Typically, half of the people who vote for third-party candidates say they would not have otherwise voted, he said.
"We see this for all third-party candidates," Burden said. "They seem to be effective at turning out new voters. I think that causes some observers to make incorrect conclusions about what would have happened if third-party candidates had not run."
But every so often, as Nader did in Florida in 2000, a third-party candidate does help tip an election, Burden said.
That could be the case in a state like North Carolina this year. A New York Times-Siena College poll in September found Biden (45%) and Trump (44%) in a dead heat in the state followed by Libertarian Jo Jorgensen (2%) and Hawkins (1%).
Libertarian candidates tend to draw more support from Republicans than Democrats, which could cancel out any votes the Green Party takes away from Democrats in such close races, Burden said.
Still, it's too close for comfort for some on the left who worry about having Hawkins on the ballot in swing states.
Prominent climate activist and author Bill McKibben advised Hawkins and the Green Party in an April 15 commentary in The New Yorker to stand down in six or seven battleground states.
McKibben wrote that "most climate activists I know just shake their heads at the thought of a third-party challenge this November." He said Hawkins and the party should instead campaign for ranked-choice voting.
Hawkins rejected the idea and said nobody should blame the Green Party if Biden can't maintain his lead in swing states.
"If Trump wins in some swing state, I'd be mad as hell at Biden," Hawkins said. "Biden should win by a landslide in the Electoral College. At this point, I think the only way Trump can win is if he suppresses the mail-in ballots."
Hawkins said he's not the threat that some Democrats fear. He has struggled to raise $300,000 for a bare-bones campaign. The few campaign ads that he can afford appear on Facebook. His campaign staff has hovered between eight and 12 people, who are paid stipends instead of salaries.
Hawkins drives himself to campaign appearances (his 2014 Hyundai Elantra hit 100,000 miles on a trip last week from Syracuse to Ohio), buys his own gas and meals, and stays with supporters rather than in hotels.

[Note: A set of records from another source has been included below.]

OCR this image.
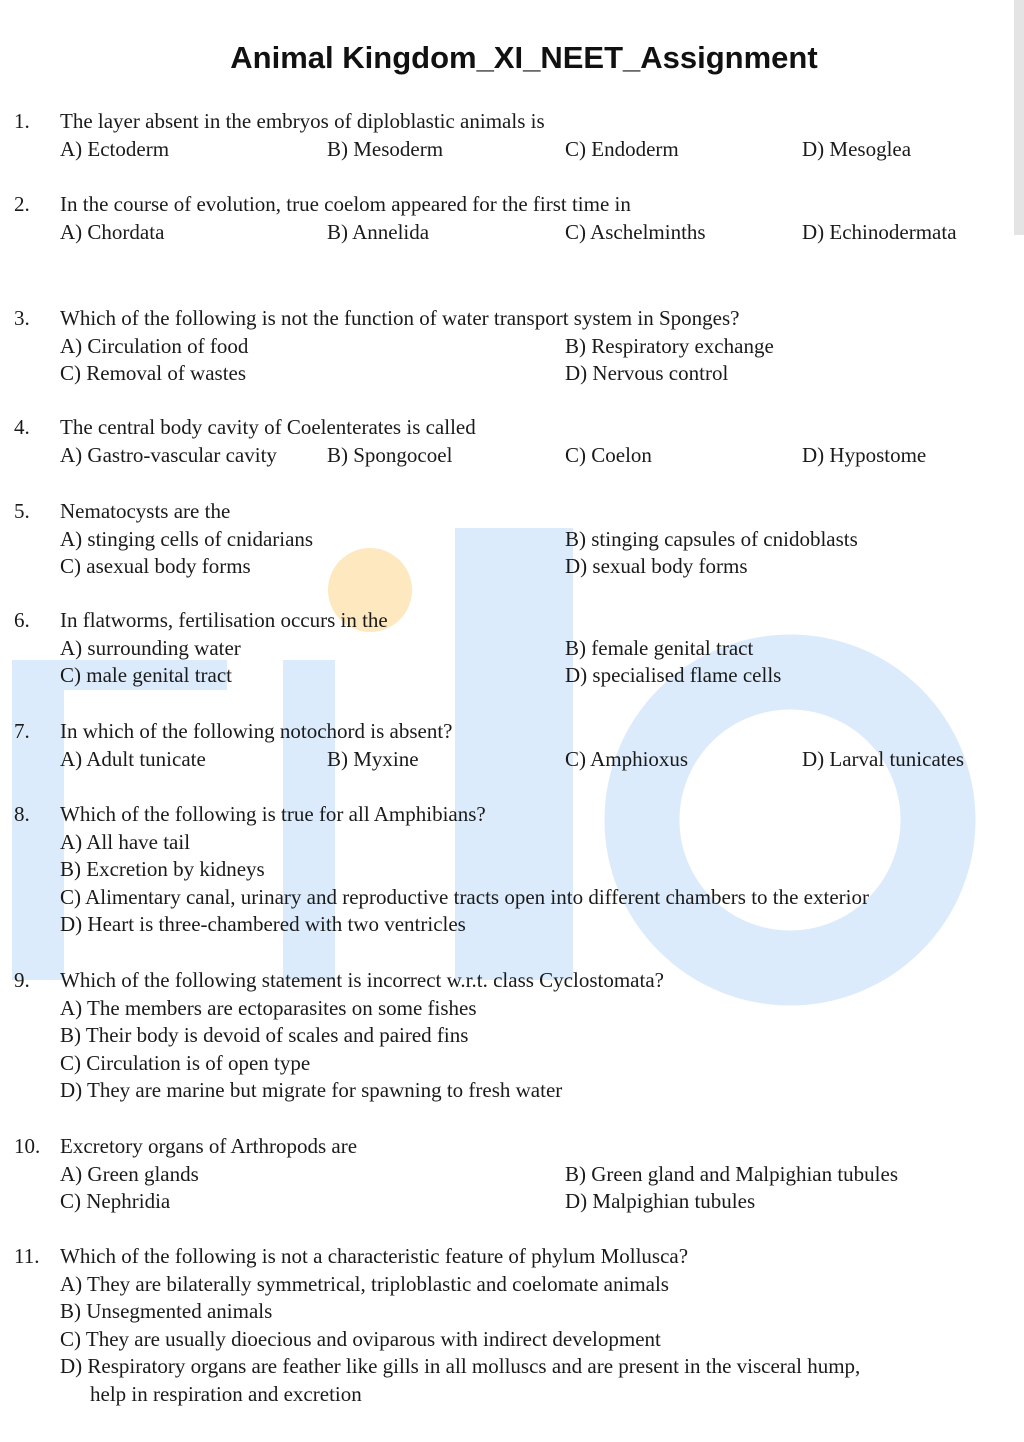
Animal Kingdom_XI_NEET_Assignment
1. The layer absent in the embryos of diploblastic animals is
A) Ectoderm	B) Mesoderm	C) Endoderm	D) Mesoglea
2. In the course of evolution, true coelom appeared for the first time in
A) Chordata	B) Annelida	C) Aschelminths	D) Echinodermata
3. Which of the following is not the function of water transport system in Sponges?
A) Circulation of food	B) Respiratory exchange
C) Removal of wastes	D) Nervous control
4. The central body cavity of Coelenterates is called
A) Gastro-vascular cavity B) Spongocoel	C) Coelon	D) Hypostome
5. Nematocysts are the
A) stinging cells of cnidarians	B) stinging capsules of cnidoblasts
C) asexual body forms	D) sexual body forms
6. In flatworms, fertilisation occurs in the
A) surrounding water	B) female genital tract
C) male genital tract	D) specialised flame cells
7. In which of the following notochord is absent?
A) Adult tunicate	B) Myxine	C) Amphioxus	D) Larval tunicates
8. Which of the following is true for all Amphibians?
A) All have tail
B) Excretion by kidneys
C) Alimentary canal, urinary and reproductive tracts open into different chambers to the exterior
D) Heart is three-chambered with two ventricles
9. Which of the following statement is incorrect w.r.t. class Cyclostomata?
A) The members are ectoparasites on some fishes
B) Their body is devoid of scales and paired fins
C) Circulation is of open type
D) They are marine but migrate for spawning to fresh water
10. Excretory organs of Arthropods are
A) Green glands	B) Green gland and Malpighian tubules
C) Nephridia	D) Malpighian tubules
11. Which of the following is not a characteristic feature of phylum Mollusca?
A) They are bilaterally symmetrical, triploblastic and coelomate animals
B) Unsegmented animals
C) They are usually dioecious and oviparous with indirect development
D) Respiratory organs are feather like gills in all molluscs and are present in the visceral hump,
help in respiration and excretion
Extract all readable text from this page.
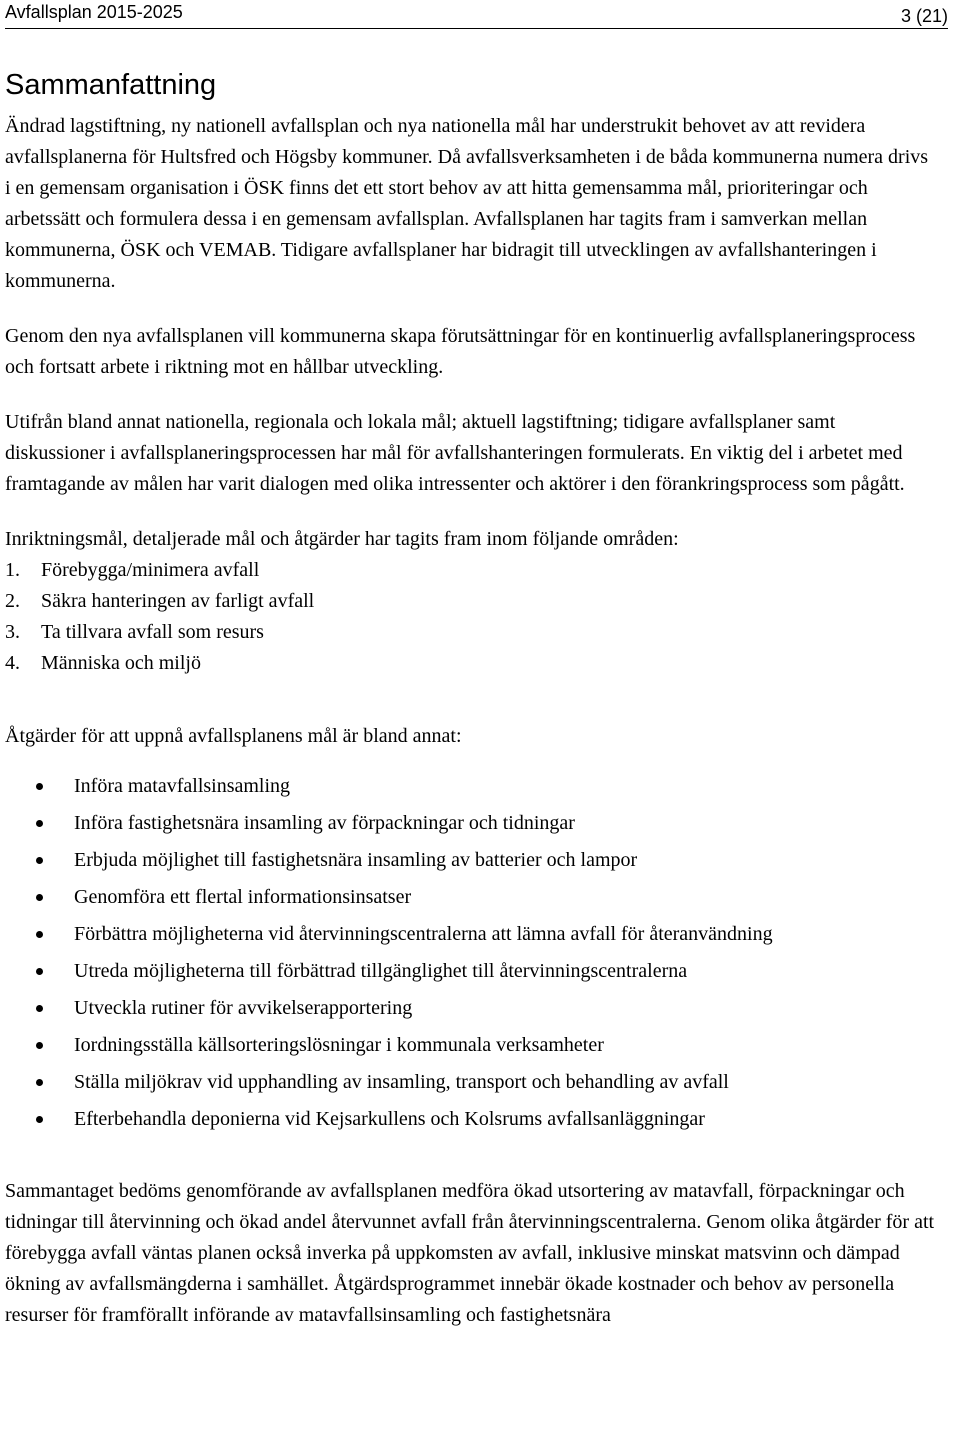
Avfallsplan 2015-2025	3 (21)
Sammanfattning

Ändrad lagstiftning, ny nationell avfallsplan och nya nationella mål har understrukit behovet av att revidera avfallsplanerna för Hultsfred och Högsby kommuner. Då avfallsverksamheten i de båda kommunerna numera drivs i en gemensam organisation i ÖSK finns det ett stort behov av att hitta gemensamma mål, prioriteringar och arbetssätt och formulera dessa i en gemensam avfallsplan. Avfallsplanen har tagits fram i samverkan mellan kommunerna, ÖSK och VEMAB. Tidigare avfallsplaner har bidragit till utvecklingen av avfallshanteringen i kommunerna.

Genom den nya avfallsplanen vill kommunerna skapa förutsättningar för en kontinuerlig avfallsplaneringsprocess och fortsatt arbete i riktning mot en hållbar utveckling.

Utifrån bland annat nationella, regionala och lokala mål; aktuell lagstiftning; tidigare avfallsplaner samt diskussioner i avfallsplaneringsprocessen har mål för avfallshanteringen formulerats. En viktig del i arbetet med framtagande av målen har varit dialogen med olika intressenter och aktörer i den förankringsprocess som pågått.

Inriktningsmål, detaljerade mål och åtgärder har tagits fram inom följande områden:

1.	Förebygga/minimera avfall
2.	Säkra hanteringen av farligt avfall
3.	Ta tillvara avfall som resurs
4.	Människa och miljö

Åtgärder för att uppnå avfallsplanens mål är bland annat:

Införa matavfallsinsamling
Införa fastighetsnära insamling av förpackningar och tidningar
Erbjuda möjlighet till fastighetsnära insamling av batterier och lampor
Genomföra ett flertal informationsinsatser
Förbättra möjligheterna vid återvinningscentralerna att lämna avfall för återanvändning
Utreda möjligheterna till förbättrad tillgänglighet till återvinningscentralerna
Utveckla rutiner för avvikelserapportering
Iordningsställa källsorteringslösningar i kommunala verksamheter
Ställa miljökrav vid upphandling av insamling, transport och behandling av avfall
Efterbehandla deponierna vid Kejsarkullens och Kolsrums avfallsanläggningar

Sammantaget bedöms genomförande av avfallsplanen medföra ökad utsortering av matavfall, förpackningar och tidningar till återvinning och ökad andel återvunnet avfall från återvinningscentralerna. Genom olika åtgärder för att förebygga avfall väntas planen också inverka på uppkomsten av avfall, inklusive minskat matsvinn och dämpad ökning av avfallsmängderna i samhället. Åtgärdsprogrammet innebär ökade kostnader och behov av personella resurser för framförallt införande av matavfallsinsamling och fastighetsnära
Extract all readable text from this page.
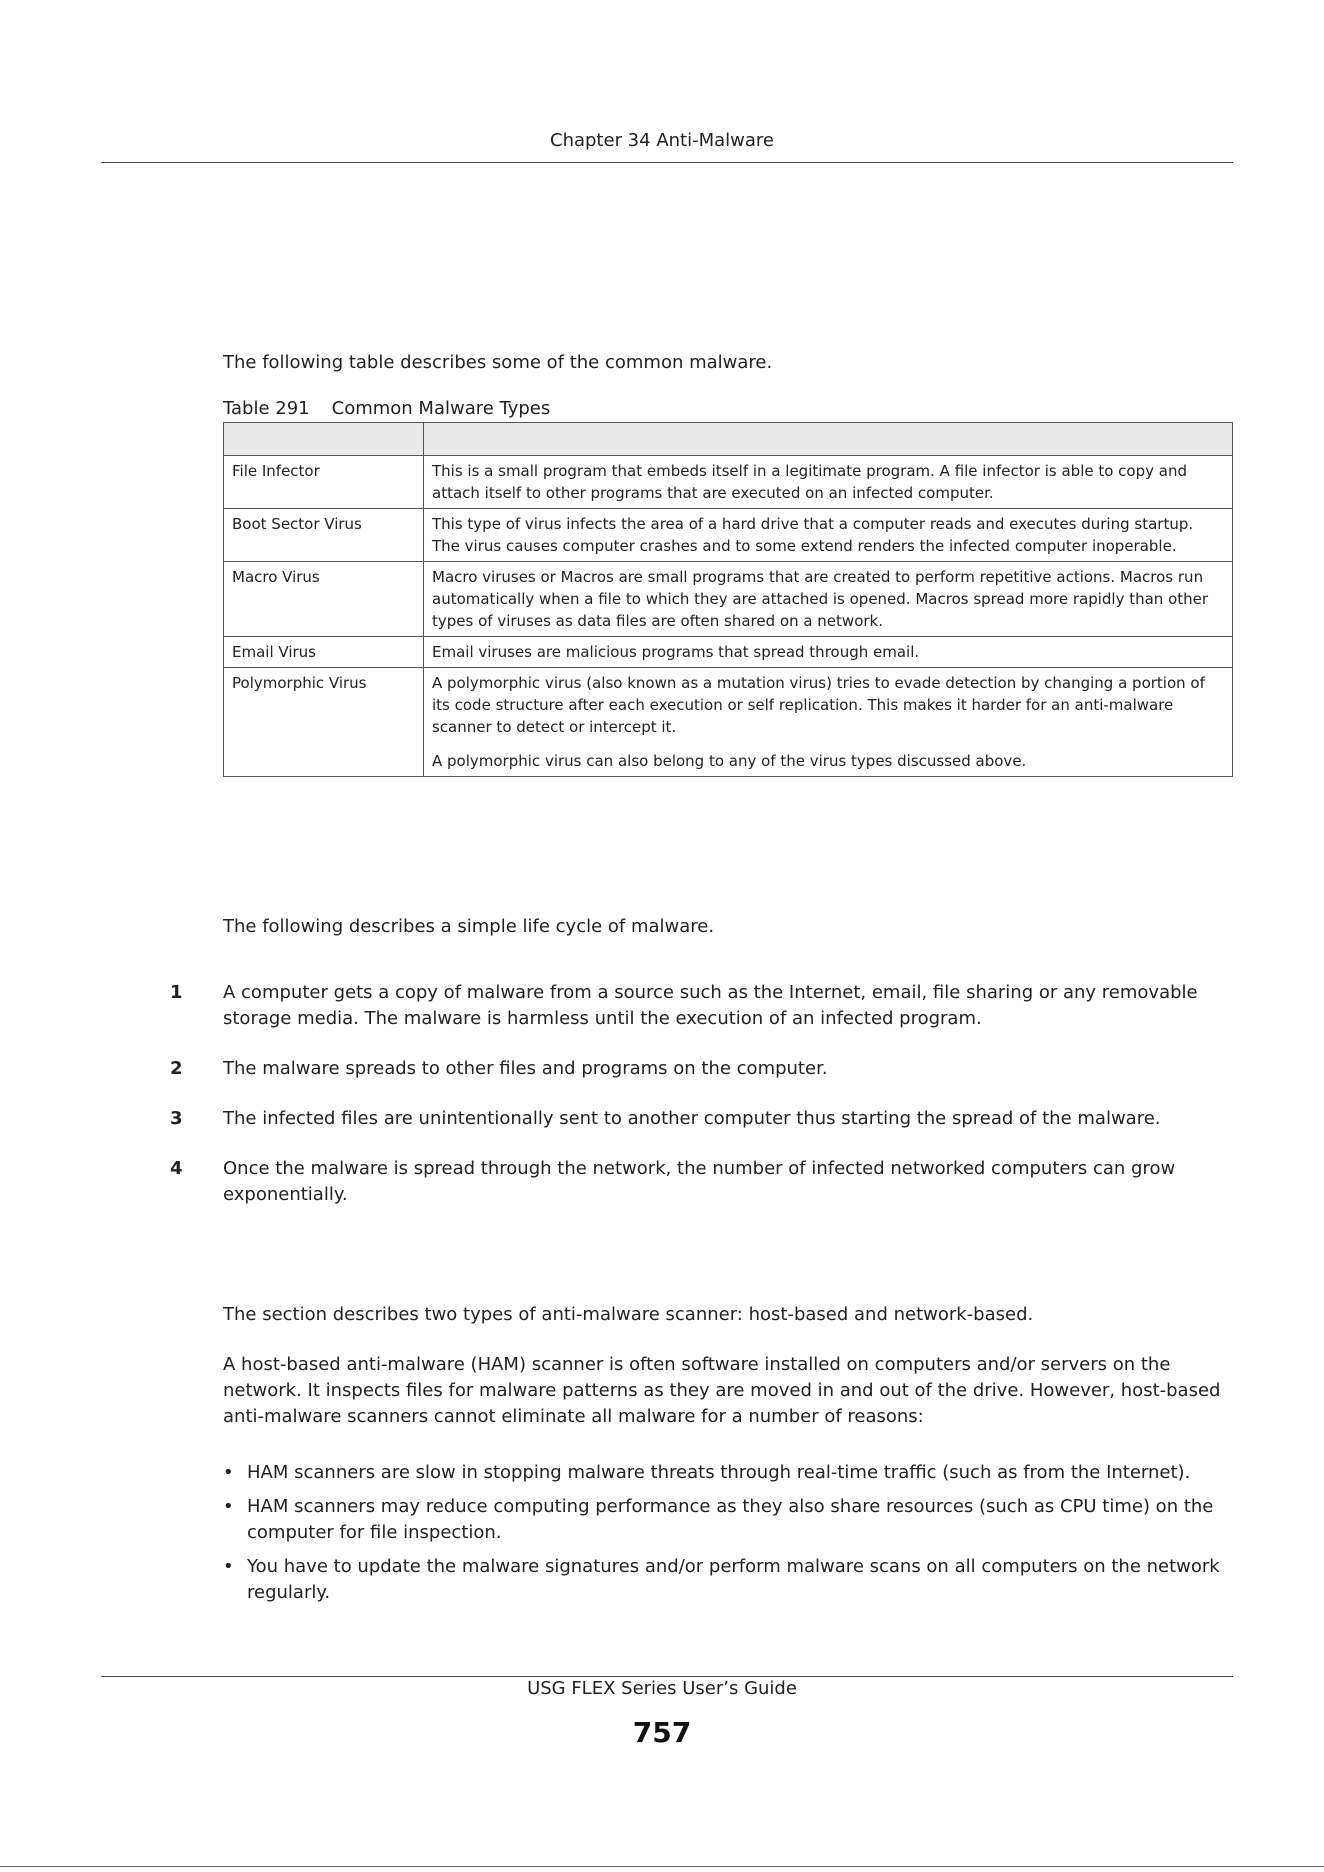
Chapter 34 Anti-Malware
The following table describes some of the common malware.
Table 291 Common Malware Types

File Infector	This is a small program that embeds itself in a legitimate program. A file infector is able to copy and attach itself to other programs that are executed on an infected computer.

Boot Sector Virus	This type of virus infects the area of a hard drive that a computer reads and executes during startup. The virus causes computer crashes and to some extend renders the infected computer inoperable.

Macro Virus	Macro viruses or Macros are small programs that are created to perform repetitive actions. Macros run automatically when a file to which they are attached is opened. Macros spread more rapidly than other types of viruses as data files are often shared on a network.

Email Virus	Email viruses are malicious programs that spread through email.

Polymorphic Virus	A polymorphic virus (also known as a mutation virus) tries to evade detection by changing a portion of its code structure after each execution or self replication. This makes it harder for an anti-malware scanner to detect or intercept it.

A polymorphic virus can also belong to any of the virus types discussed above.

The following describes a simple life cycle of malware.
1	A computer gets a copy of malware from a source such as the Internet, email, file sharing or any removable storage media. The malware is harmless until the execution of an infected program.
2	The malware spreads to other files and programs on the computer.
3	The infected files are unintentionally sent to another computer thus starting the spread of the malware.
4	Once the malware is spread through the network, the number of infected networked computers can grow exponentially.
The section describes two types of anti-malware scanner: host-based and network-based.
A host-based anti-malware (HAM) scanner is often software installed on computers and/or servers on the network. It inspects files for malware patterns as they are moved in and out of the drive. However, host-based anti-malware scanners cannot eliminate all malware for a number of reasons:
• HAM scanners are slow in stopping malware threats through real-time traffic (such as from the Internet).
• HAM scanners may reduce computing performance as they also share resources (such as CPU time) on the computer for file inspection.
• You have to update the malware signatures and/or perform malware scans on all computers on the network regularly.
USG FLEX Series User’s Guide
757
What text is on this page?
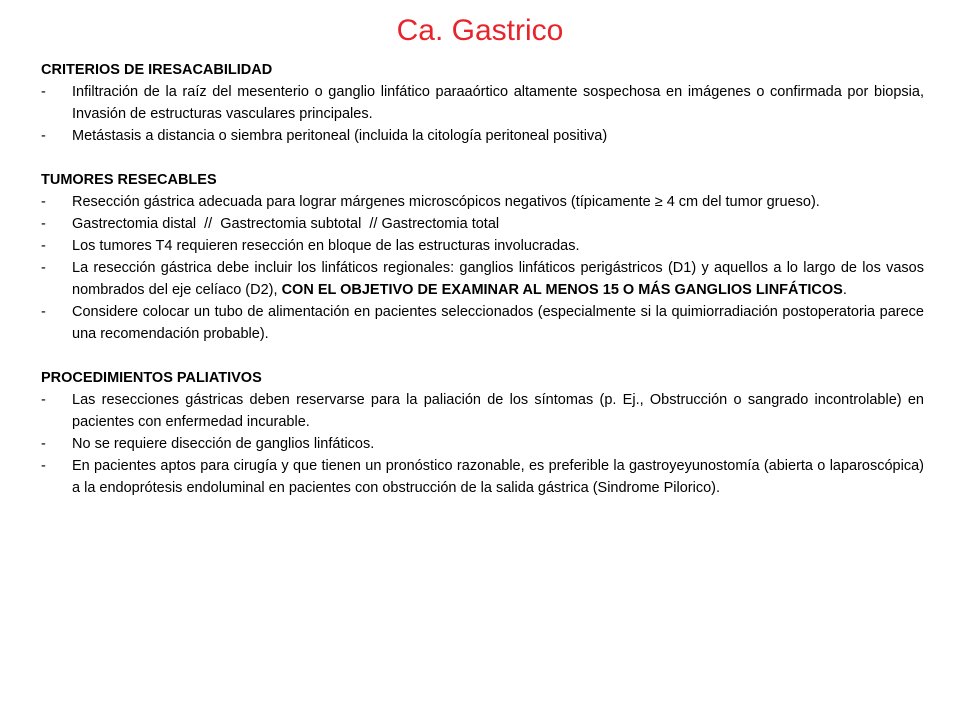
Ca. Gastrico
CRITERIOS DE IRESACABILIDAD
- Infiltración de la raíz del mesenterio o ganglio linfático paraaórtico altamente sospechosa en imágenes o confirmada por biopsia, Invasión de estructuras vasculares principales.
- Metástasis a distancia o siembra peritoneal (incluida la citología peritoneal positiva)
TUMORES RESECABLES
- Resección gástrica adecuada para lograr márgenes microscópicos negativos (típicamente ≥ 4 cm del tumor grueso).
- Gastrectomia distal  //  Gastrectomia subtotal  // Gastrectomia total
- Los tumores T4 requieren resección en bloque de las estructuras involucradas.
- La resección gástrica debe incluir los linfáticos regionales: ganglios linfáticos perigástricos (D1) y aquellos a lo largo de los vasos nombrados del eje celíaco (D2), CON EL OBJETIVO DE EXAMINAR AL MENOS 15 O MÁS GANGLIOS LINFÁTICOS.
- Considere colocar un tubo de alimentación en pacientes seleccionados (especialmente si la quimiorradiación postoperatoria parece una recomendación probable).
PROCEDIMIENTOS PALIATIVOS
- Las resecciones gástricas deben reservarse para la paliación de los síntomas (p. Ej., Obstrucción o sangrado incontrolable) en pacientes con enfermedad incurable.
- No se requiere disección de ganglios linfáticos.
- En pacientes aptos para cirugía y que tienen un pronóstico razonable, es preferible la gastroyeyunostomía (abierta o laparoscópica) a la endoprótesis endoluminal en pacientes con obstrucción de la salida gástrica (Sindrome Pilorico).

He said the party's goals are simple: Let voters know that Greens have a plan to address life-and-death issues facing voters – climate change, stopping the proliferation of nuclear weapons, and confronting racism and inequality.
Hawkins said his goal is to win enough votes to keep the Green Party ballot line in 21 states, including New York.
And if things go really well, Hawkins said, he'd like to receive more votes than Trump in the District of Columbia. The president received only 4% of the vote in the nation's capital in 2016.
"I want to beat Trump in D.C.," Hawkins said. "That would be a nice victory."